Adopt a suitable internal framework, including designating required personnel and creating a video surveillance policy, addressing the following topics:
· appointment of an owner to the processing of personal data;
· definitions of the purposes for processing personal data;
· angles and monitoring range;
· risks to the rights and freedoms of the data subjects;
· appropriate use of the video surveillance system;
· transparency measures, including means to inform the data subject of the surveillance;
· data retention and deletion;
· access rights to video recordings;
· means to enable data subjects’ requests to exercise rights;
· incident management and recovery procedures;
· means to handle a data breach incident;
· data security measures and controls.
Data controllers should implement appropriate technical and organisational data protection measures before they start processing video footage.
Consider implementing systems that allow masking or scrambling areas that are not relevant to surveillance, or editing out images of third persons, when providing video footage to data subjects.
Implement solutions that do not offer excessive functions that are not required in order to achieve the processing purposes (e.g., unlimited movement of cameras, zoom capability, analysis and audio recordings).

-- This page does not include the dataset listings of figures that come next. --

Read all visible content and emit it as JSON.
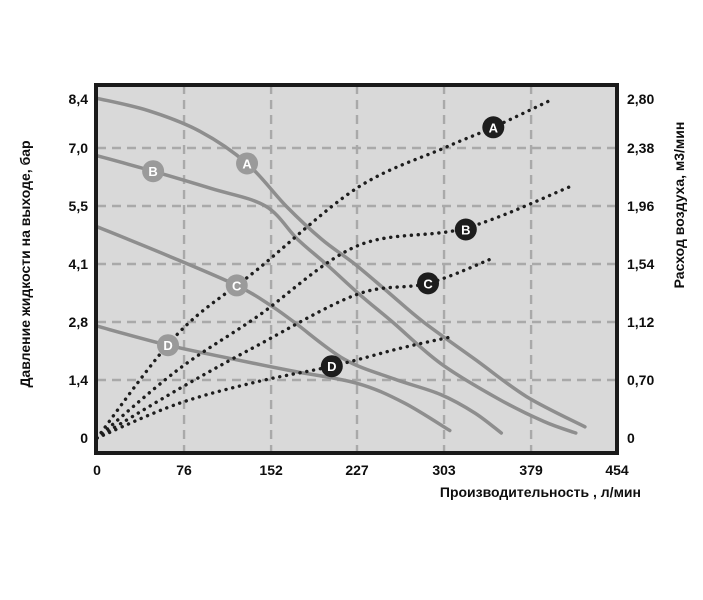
{
  "chart_data": {
    "type": "line",
    "title": "",
    "xlabel": "Производительность , л/мин",
    "ylabel_left": "Давление жидкости на выходе, бар",
    "ylabel_right": "Расход воздуха, м3/мин",
    "xlim": [
      0,
      454
    ],
    "ylim_left": [
      0,
      8.4
    ],
    "ylim_right": [
      0,
      2.8
    ],
    "grid": "dashed",
    "x_ticks": {
      "values": [
        0,
        76,
        152,
        227,
        303,
        379,
        454
      ],
      "labels": [
        "0",
        "76",
        "152",
        "227",
        "303",
        "379",
        "454"
      ]
    },
    "y_left_ticks": {
      "values": [
        0,
        1.4,
        2.8,
        4.1,
        5.5,
        7.0,
        8.4
      ],
      "labels": [
        "0",
        "1,4",
        "2,8",
        "4,1",
        "5,5",
        "7,0",
        "8,4"
      ]
    },
    "y_right_ticks": {
      "values": [
        0,
        0.7,
        1.12,
        1.54,
        1.96,
        2.38,
        2.8
      ],
      "labels": [
        "0",
        "0,70",
        "1,12",
        "1,54",
        "1,96",
        "2,38",
        "2,80"
      ]
    },
    "pressure_curves": [
      {
        "name": "A",
        "style": "solid",
        "label_at": [
          131,
          6.6
        ],
        "points": [
          [
            0,
            8.2
          ],
          [
            45,
            7.9
          ],
          [
            90,
            7.4
          ],
          [
            131,
            6.6
          ],
          [
            165,
            5.5
          ],
          [
            196,
            4.7
          ],
          [
            225,
            4.1
          ],
          [
            255,
            3.45
          ],
          [
            285,
            2.8
          ],
          [
            330,
            1.9
          ],
          [
            375,
            1.0
          ],
          [
            426,
            0.27
          ]
        ]
      },
      {
        "name": "B",
        "style": "solid",
        "label_at": [
          49,
          6.4
        ],
        "points": [
          [
            0,
            6.8
          ],
          [
            49,
            6.4
          ],
          [
            100,
            5.95
          ],
          [
            147,
            5.5
          ],
          [
            175,
            4.7
          ],
          [
            200,
            4.1
          ],
          [
            230,
            3.4
          ],
          [
            258,
            2.8
          ],
          [
            300,
            1.8
          ],
          [
            350,
            0.95
          ],
          [
            390,
            0.4
          ],
          [
            418,
            0.12
          ]
        ]
      },
      {
        "name": "C",
        "style": "solid",
        "label_at": [
          122,
          3.62
        ],
        "points": [
          [
            0,
            5.0
          ],
          [
            62,
            4.3
          ],
          [
            122,
            3.62
          ],
          [
            150,
            3.2
          ],
          [
            172,
            2.8
          ],
          [
            216,
            1.9
          ],
          [
            260,
            1.42
          ],
          [
            300,
            1.05
          ],
          [
            330,
            0.6
          ],
          [
            353,
            0.12
          ]
        ]
      },
      {
        "name": "D",
        "style": "solid",
        "label_at": [
          62,
          2.24
        ],
        "points": [
          [
            0,
            2.7
          ],
          [
            62,
            2.24
          ],
          [
            120,
            1.9
          ],
          [
            170,
            1.62
          ],
          [
            227,
            1.32
          ],
          [
            268,
            0.85
          ],
          [
            308,
            0.18
          ]
        ]
      }
    ],
    "air_curves": [
      {
        "name": "A",
        "style": "dotted",
        "label_at": [
          346,
          2.53
        ],
        "points": [
          [
            0,
            0
          ],
          [
            70,
            1.03
          ],
          [
            140,
            1.5
          ],
          [
            227,
            2.09
          ],
          [
            303,
            2.38
          ],
          [
            346,
            2.53
          ],
          [
            397,
            2.73
          ]
        ]
      },
      {
        "name": "B",
        "style": "dotted",
        "label_at": [
          322,
          1.79
        ],
        "points": [
          [
            0,
            0
          ],
          [
            70,
            0.77
          ],
          [
            140,
            1.16
          ],
          [
            227,
            1.67
          ],
          [
            322,
            1.8
          ],
          [
            413,
            2.1
          ]
        ]
      },
      {
        "name": "C",
        "style": "dotted",
        "label_at": [
          289,
          1.4
        ],
        "points": [
          [
            0,
            0
          ],
          [
            70,
            0.58
          ],
          [
            140,
            0.95
          ],
          [
            227,
            1.32
          ],
          [
            289,
            1.4
          ],
          [
            345,
            1.58
          ]
        ]
      },
      {
        "name": "D",
        "style": "dotted",
        "label_at": [
          205,
          0.8
        ],
        "points": [
          [
            0,
            0
          ],
          [
            70,
            0.41
          ],
          [
            140,
            0.68
          ],
          [
            205,
            0.8
          ],
          [
            265,
            0.93
          ],
          [
            308,
            1.01
          ]
        ]
      }
    ],
    "colors": {
      "page_bg": "#ffffff",
      "plot_bg": "#d9d9d9",
      "border": "#1a1a1a",
      "grid": "#a9a9a9",
      "pressure_curve": "#8e8e8e",
      "air_curve": "#1d1d1d",
      "pressure_label_bg": "#9a9a9a",
      "air_label_bg": "#1d1d1d",
      "label_text": "#ffffff",
      "axis_text": "#0e0e0e"
    }
  }
}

Provided functions, which are not necessary, should be deactivated.
DATA PROTECTION IMPACT ASSESSMENT
According to the GDPR, data controllers are required to carry out data protection impact assessments (DPIA) if the processing constitutes a systematic monitoring of a publicly accessible area on a large scale.
In addition, data controllers are required to carry out DPIA if they intend to process special categories of data on a large scale.
Conduct an impact assessment for every change in the deployment of the video surveillance system, including when installing additional camera, when moving to new offices or when purchasing cameras with new capabilities and functionalities.
In any case, we recommend conducting a comprehensive annual assessments.
DATA PROTECTION OFFICER
According to the GDPR, data controllers are required to designate a Data Protection Officer (DPO) if the processing operation by its nature entails regular and systematic monitoring of data subjects.
If you have gone through a GDPR compliance assessment program, then you already know if your organization needs to appoint a DPO. It goes without saying that the DPO’s work should cover the video surveillance system.